Without a certain focus on what you want to achieve next, you will get lost or go mad in the sea of information that is out there. Much is not needed for mundane vehicles and buildings, but there is much to harvest out there even for our simple needs.
A few techniques that come in my mind for starters are the following. Take these terms to Google, see what you get and refine. Bookmark other stuff but try to get one sample into the game and preserve it. Otherwise you are like me, with a harddisk full of cool bits and no output.
Tiling (matching the edges of a texture so you can reuse it without seams showing).
Get familiar with all the materials available in the target game. Try out for yourself when it pays off to have bump map, shine or ambient occlusion.
Invest in GIMP or Photoshop to learn stuff like evening out the lighting of the raw texture. Often one side is brighter than the other or there are some eye-catching features that you want to get rid of. Or you simply want to straighten out the brick rows. A great texture simply applied can show great effects and it performs better than complex materials.
Multiple UV maps let you mix repeated fine details with more blurry overall colour that hides the repetitions. Think of repeated brick pattern plus overall dirt or discolouring layer that is not repeated.
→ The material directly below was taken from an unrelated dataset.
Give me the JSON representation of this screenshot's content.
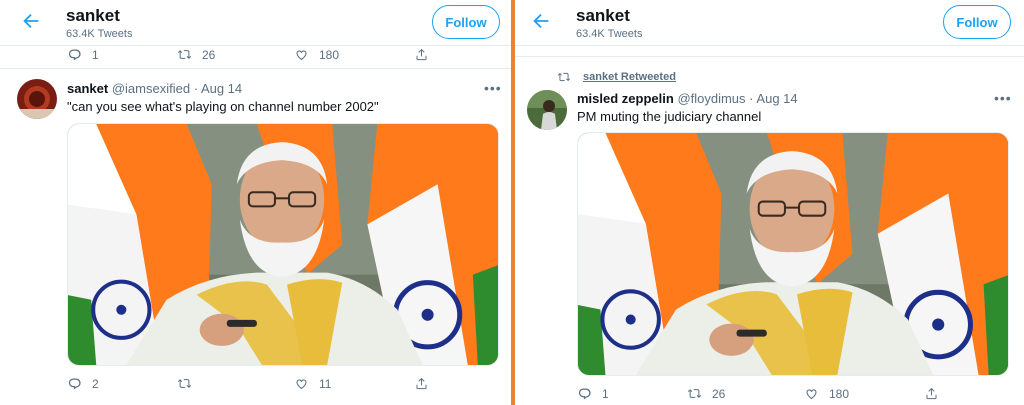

Ambitious people create a high-poly model (which is easier that one would assume if you forget about performance constraints in the game) and bake that onto a low-poly model to produce the texture. Surely not easy, but it frees you from most of the trouble with the 2D exercise of producing a great texture.
One cool place among many is:
https://cgmasters.net/category/free-tut ... s-shaders/This one mostly uses Blender. But don't get put off if they talk about software you don't use. The basic principles behind it are the same all the time.
Very valuable hints focussed on Rail Simulator = Railworks = Train Simulator 20xx:
http://railsimilarity.blogspot.com/http://dereksiddle.blogspot.com/http://the-art-of-rws.blogspot.com/Of course, not all are about texturing, but many deal with materials in one way or the other, and they are all first hand information with the focus on what we do as opposed to monsters, guns and face animation.